Cam est prêt à donner sans compter parce qu’il est dans une euphorie de reconnaissance, mais aussi parce qu’il a une conscience aiguisée d’où il vient. Il se rappelle de la vie à la cité, des deals de drogue et des trafics en tous genres dans lesquels il aurait pu tomber. Parfois c’est arrivé, et il garde à l’esprit qu’il aurait aussi pu ne jamais ressortir du gouffre. Que les conneries d’antan auraient pu perdurer et qu’il n’en serait pas là aujourd’hui. Cam se sent miraculé dans une sous-culture qu’il sait dévastée par la pauvreté, et qui se tourne vers le crime faute d’autre solution ; il le sait parce qu’il a pris ce chemin-là et que, pour diverses raisons, il a bifurqué à temps. Cette reconnaissance lui donne envie de partager ce qu’il vient de recevoir, entre autres parce qu’il a envie d’en tirer d’autres vers le haut.
Généralement, Reggie lui sert d’ange d’épaule en l’appelant à plus de rigueur, de responsabilité, de sobriété. Parce qu’il gère l’argent de Cam en plus de sa carrière, il est en première ligne pour savoir à quel point cette fortune peut se dilapider rapidement ; il tente par ailleurs de l’aider à lui faire gagner toujours plus de contrats, recentrant l’énergie de son cousin, ami, mais aussi poulain, sur des objectifs financiers, donc concrets, là où Cam aurait tendance à avoir la tête dans les étoiles et penser avec le cœur. Reggie voit Cam comme une « marque » et il entend lui faire maintenir certains standards pour pérenniser les fruits de cette marque. Loin des managers de la plupart des autres séries, Reggie n’est pas un vautour : c’est un ambitieux responsable, et il incite Cam à emprunter cette voie autant que possible, généralement par crainte de retourner dans la pauvreté aussi vite que les Calloway en sont sortis. Reggie sait d’où ils viennent… mais il est plus attentif à la direction vers laquelle ils se dirigent. Cela l’oblige, hélas, à passer généralement pour celui qui dit non à tout, et qui n’a pas de cœur.
Refuser à ceux qui sortent du bois est difficile, et chaque fois, Reggie et Cam vont devoir s’entretenir franchement sur la situation. Parfois c’est aussi, étonnamment, Cam qui fixera les limites, comme dans l’épisode où Reggie organise une visite d’hôpital type Make a Wish, ce qui rebute Cam au plus haut point. « Rendre », oui, mais pas à n’importe quel prix.

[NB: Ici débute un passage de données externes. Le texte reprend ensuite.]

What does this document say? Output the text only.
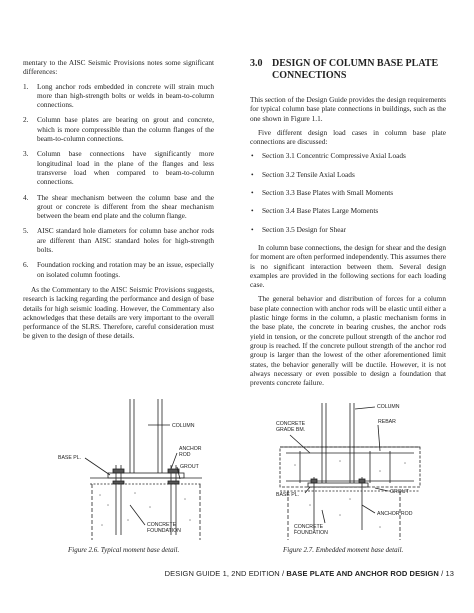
mentary to the AISC Seismic Provisions notes some significant differences:

1. Long anchor rods embedded in concrete will strain much more than high-strength bolts or welds in beam-to-column connections.
2. Column base plates are bearing on grout and concrete, which is more compressible than the column flanges of the beam-to-column connections.
3. Column base connections have significantly more longitudinal load in the plane of the flanges and less transverse load when compared to beam-to-column connections.
4. The shear mechanism between the column base and the grout or concrete is different from the shear mechanism between the beam end plate and the column flange.
5. AISC standard hole diameters for column base anchor rods are different than AISC standard holes for high-strength bolts.
6. Foundation rocking and rotation may be an issue, especially on isolated column footings.

As the Commentary to the AISC Seismic Provisions suggests, research is lacking regarding the performance and design of base details for high seismic loading. However, the Commentary also acknowledges that these details are very important to the overall performance of the SLRS. Therefore, careful consideration must be given to the design of these details.

3.0 DESIGN OF COLUMN BASE PLATE
CONNECTIONS

This section of the Design Guide provides the design requirements for typical column base plate connections in buildings, such as the one shown in Figure 1.1.

Five different design load cases in column base plate connections are discussed:

• Section 3.1 Concentric Compressive Axial Loads
• Section 3.2 Tensile Axial Loads
• Section 3.3 Base Plates with Small Moments
• Section 3.4 Base Plates Large Moments
• Section 3.5 Design for Shear

In column base connections, the design for shear and the design for moment are often performed independently. This assumes there is no significant interaction between them. Several design examples are provided in the following sections for each loading case.

The general behavior and distribution of forces for a column base plate connection with anchor rods will be elastic until either a plastic hinge forms in the column, a plastic mechanism forms in the base plate, the concrete in bearing crushes, the anchor rods yield in tension, or the concrete pullout strength of the anchor rod group is reached. If the concrete pullout strength of the anchor rod group is larger than the lowest of the other aforementioned limit states, the behavior generally will be ductile. However, it is not always necessary or even possible to design a foundation that prevents concrete failure.

COLUMN
BASE PL.
ANCHOR
ROD
GROUT
CONCRETE
FOUNDATION
Figure 2.6. Typical moment base detail.
COLUMN
CONCRETE
GRADE BM.
REBAR
GROUT
BASE PL.
ANCHOR ROD
CONCRETE
FOUNDATION
Figure 2.7. Embedded moment base detail.
DESIGN GUIDE 1, 2ND EDITION / BASE PLATE AND ANCHOR ROD DESIGN / 13
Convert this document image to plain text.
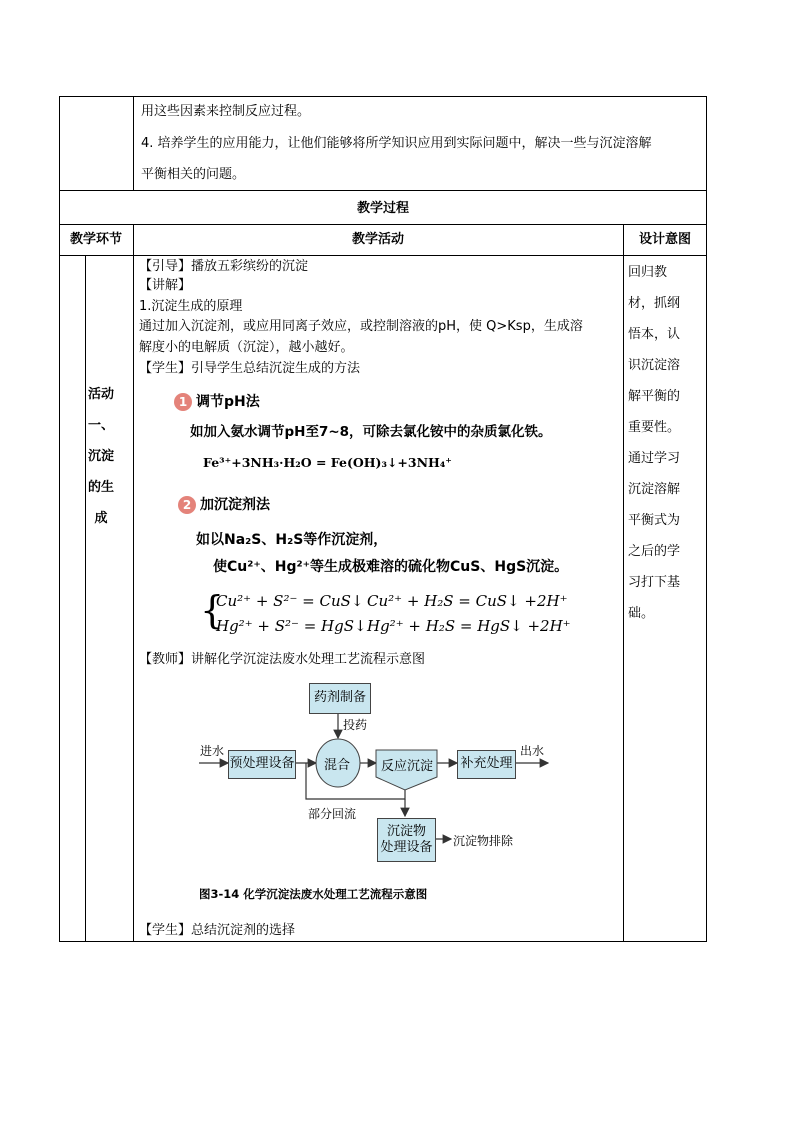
用这些因素来控制反应过程。
4. 培养学生的应用能力，让他们能够将所学知识应用到实际问题中，解决一些与沉淀溶解
平衡相关的问题。
教学过程
教学环节	教学活动	设计意图
活动
一、
沉淀
的生
成
【引导】播放五彩缤纷的沉淀
【讲解】
1.沉淀生成的原理
通过加入沉淀剂，或应用同离子效应，或控制溶液的pH，使 Q>Ksp，生成溶
解度小的电解质（沉淀），越小越好。
【学生】引导学生总结沉淀生成的方法
1 调节pH法
如加入氨水调节pH至7~8，可除去氯化铵中的杂质氯化铁。
Fe³⁺+3NH₃·H₂O = Fe(OH)₃↓+3NH₄⁺
2 加沉淀剂法
如以Na₂S、H₂S等作沉淀剂，
使Cu²⁺、Hg²⁺等生成极难溶的硫化物CuS、HgS沉淀。
{
Cu²⁺ + S²⁻ = CuS↓ Cu²⁺ + H₂S = CuS↓ +2H⁺
Hg²⁺ + S²⁻ = HgS↓ Hg²⁺ + H₂S = HgS↓ +2H⁺
【教师】讲解化学沉淀法废水处理工艺流程示意图
药剂制备
投药
进水
预处理设备 混合 反应沉淀 补充处理
出水
部分回流
沉淀物
处理设备 沉淀物排除
图3-14 化学沉淀法废水处理工艺流程示意图
【学生】总结沉淀剂的选择
回归教
材，抓纲
悟本，认
识沉淀溶
解平衡的
重要性。
通过学习
沉淀溶解
平衡式为
之后的学
习打下基
础。
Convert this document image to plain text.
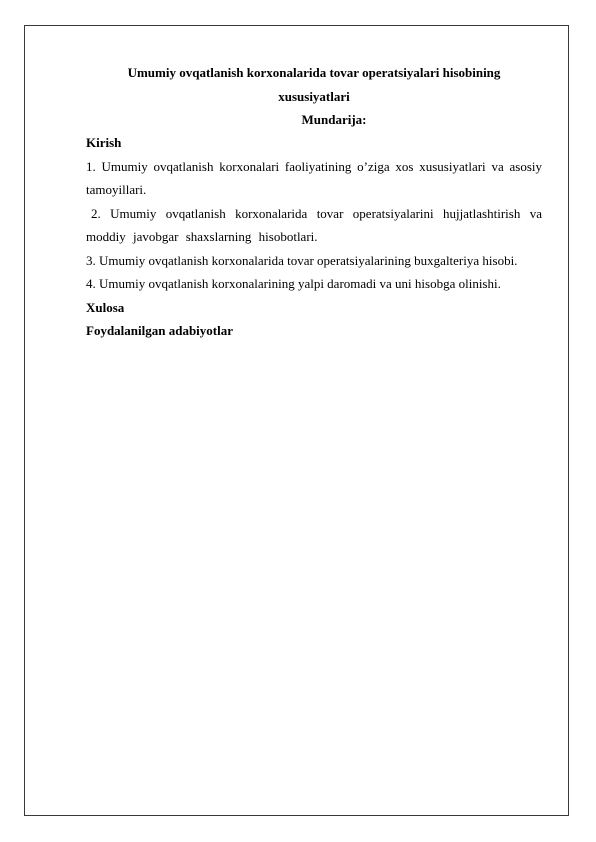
Umumiy ovqatlanish korxonalarida tovar operatsiyalari hisobining

xususiyatlari

Mundarija:

Kirish

1. Umumiy ovqatlanish korxonalari faoliyatining o’ziga xos xususiyatlari va asosiy tamoyillari.

2. Umumiy ovqatlanish korxonalarida tovar operatsiyalarini hujjatlashtirish va moddiy javobgar shaxslarning hisobotlari.

3. Umumiy ovqatlanish korxonalarida tovar operatsiyalarining buxgalteriya hisobi.

4. Umumiy ovqatlanish korxonalarining yalpi daromadi va uni hisobga olinishi.

Xulosa

Foydalanilgan adabiyotlar
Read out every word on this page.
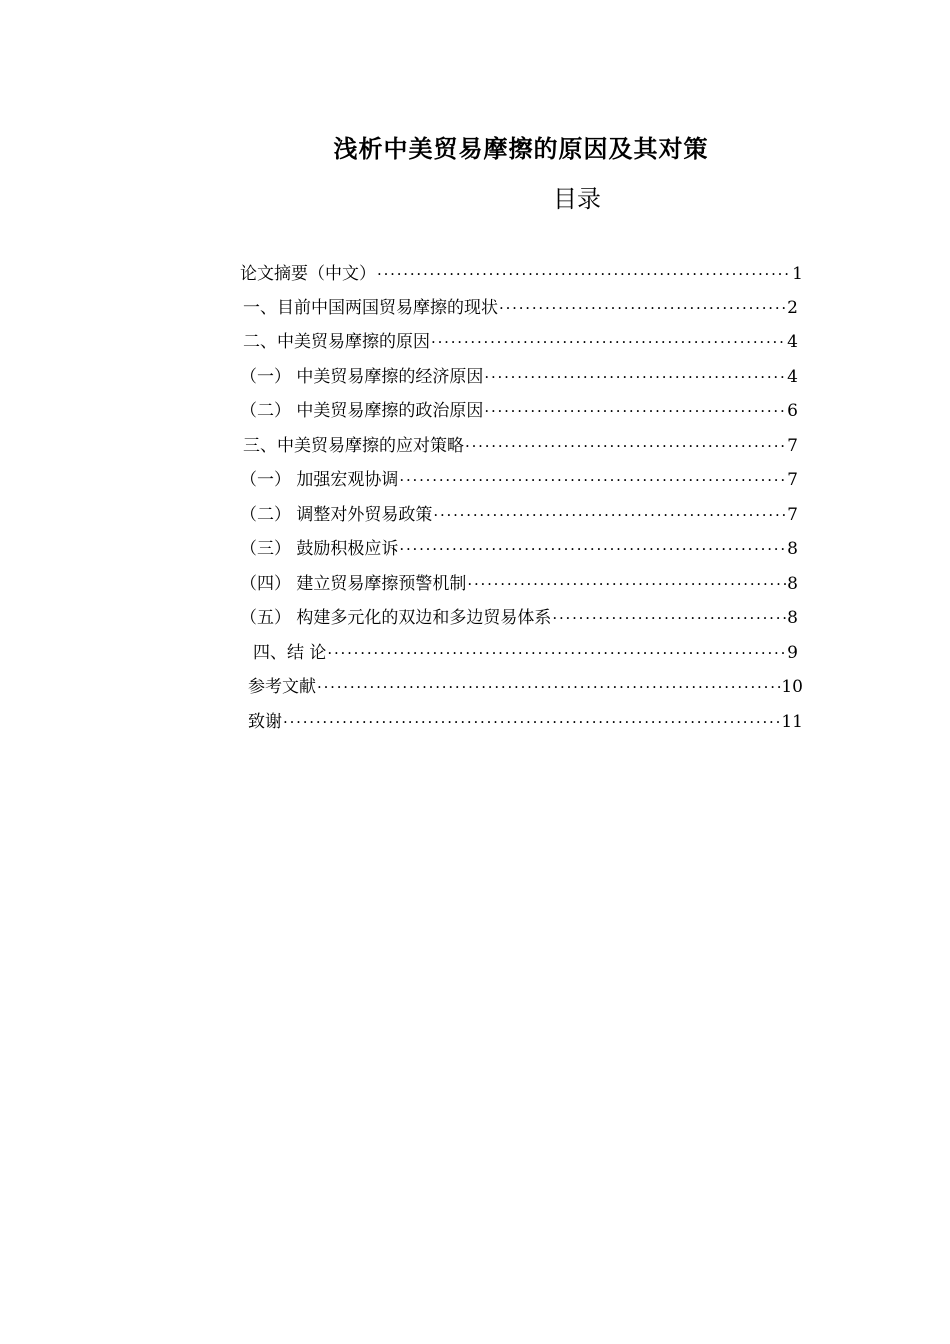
浅析中美贸易摩擦的原因及其对策
目录
论文摘要（中文） ·····	1
一、目前中国两国贸易摩擦的现状 ·····	2
二、中美贸易摩擦的原因 ·····	4
（一） 中美贸易摩擦的经济原因 ·····	4
（二） 中美贸易摩擦的政治原因 ·····	6
三、中美贸易摩擦的应对策略 ·····	7
（一） 加强宏观协调 ·····	7
（二） 调整对外贸易政策 ·····	7
（三） 鼓励积极应诉 ·····	8
（四） 建立贸易摩擦预警机制 ·····	8
（五） 构建多元化的双边和多边贸易体系 ·····	8
四、结 论 ·····	9
参考文献 ·····	10
致谢 ·····	11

Les trois autres membres de la famille Calloway (Cassie, M-Chuck et l’oncle Julius) sont extérieurs à cette dynamique. Ils ne poussent Cam ni à donner aux autres, ni à lui faire garder son argent : ils pensent avant tout à eux. Julius est ainsi un épicurien qui, vraisemblablement après une existence de deals pas très nets, profite désormais entièrement des largesses de son neveu. M-Chuck a l’impression d’avoir aidé Cam à divers moments de sa vie à faire les bons choix, à l’avoir éduqué en quelque sorte, et dés le pilote elle exprime clairement son point de vue : le soutien financier de Cam lui est dû en quelque sorte par responsabilité fraternelle. Quant à Cassie, c’est une mère imposante dans la vie de Cam et celui-ci n’imagine pas ne pas lui rendre au centuple ce qu’elle lui a donné, car il est un bon fils. Parfois tous les trois se comportent un peu comme des sangsues, mais là encore, le sentiment de devoir « rendre » prime.
La première saison va aborder divers angles de cette relation. Reggie va ainsi pousser Cam à donner un budget fixe à sa famille, puis carrément leur attribuer un job (sauf Cassie, parce qu’elle est sa mère et que quand même). Vont-ils le remplir, et si oui comment ? Leur responsabilisation fonctionnera-t-elle ou Cam est-il condamné à signer des chèques maintenant qu’il a commencé ?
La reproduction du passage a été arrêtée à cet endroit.